Syafri mengatakan, pelaporan yang dilakukan masyarakat melalui semacam media seperti WhatsApp group dan SMS. Laporan yang didapat pun sebagian besar terkait pemanfaatan kawasan yang tidak pada zona peruntukannya.
“Misalnya saja orang mancing di zona-zona yang diperuntukkan untuk pariwisata. Ini semua hal-hal, kan, enggak perlu represif tapi edukasi dan sebagainya. Kita meyakinkan juga bahwa [di] laut ini wisatawan mereka tidak akan tangkap ikan, mereka hanya ingin lihat ikan. Artinya mereka tidak rugi di sisi ‘Wah, sumber daya kita kurang, nih. Jadi sebagian dari edukasi dilakukan,” jelasnya.

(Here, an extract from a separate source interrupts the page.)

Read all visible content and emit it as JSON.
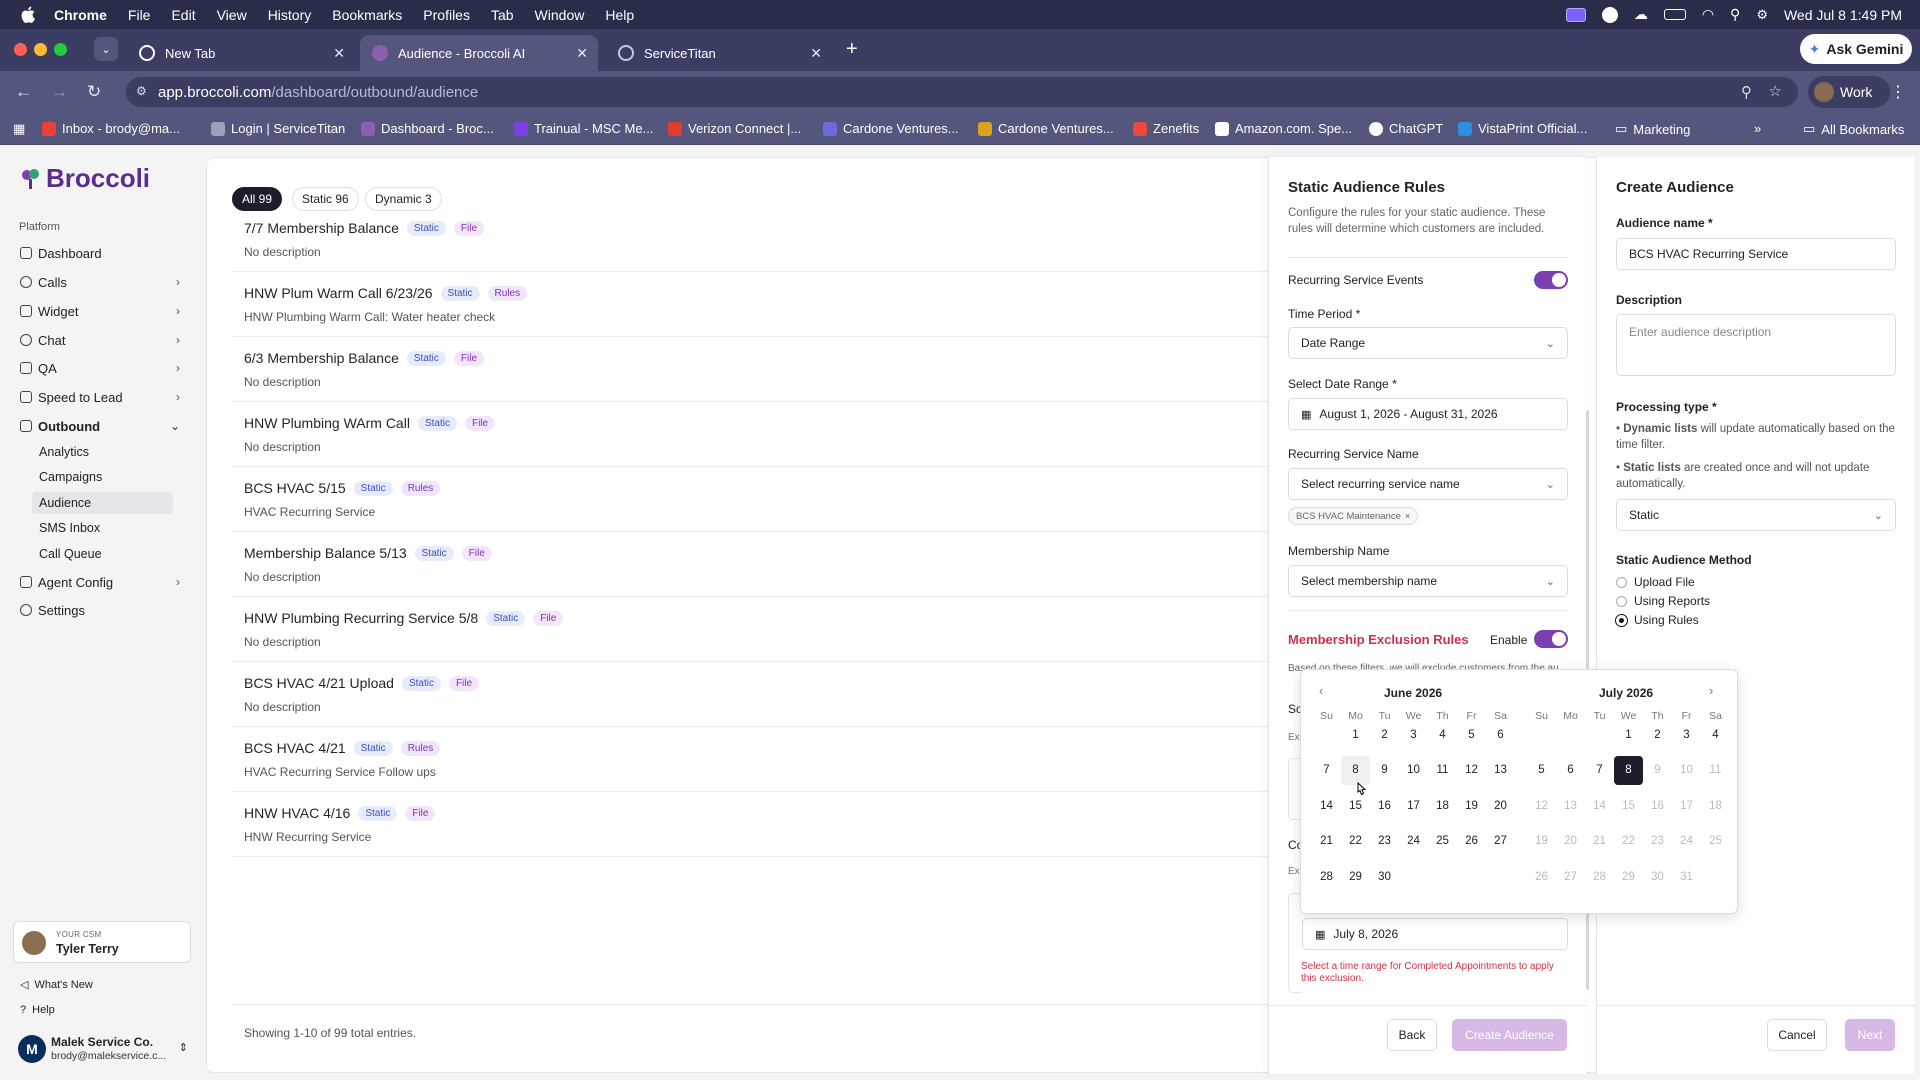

Menara pengawas di Desa Sauwandarek. Foto: Nadia Riso/kumparan
Syafri juga mengungkapkan pelaku wisata setempat membantu pengawasan. Dengan dukungan pelaku wisata yang aktif mendukung kegiatan pengawasan, kegiatan yang tidak sesuai dengan peruntukan zona menurun cukup drastis hingga 70-80%.
“Jadi industri wisata yang punya resort penginapan itu mereka kejar dan ada beberapa kali serahkan ke kita. Ada juga yang kita tangani untuk diselesaikan secara adat,” ungkapnya lagi.
“Jadi salah satu kasus itu terjadi karena dari sisi hukum positif memang tidak memenuhi unsur, maka kita kembalikan ke masyarakat, karena masyarakat keberatan [diselesaikan secara hukum]. Oke, saya bilang musyawarah adat untuk menyelesaikan masalah ini. Jadi mereka bermusyawarah, ganti rugi ujung-ujungnya. Tuntutan masyarakat Rp 500 juta dengan jaminan semua peralatan mereka ditaruh di kampung,” pungkasnya.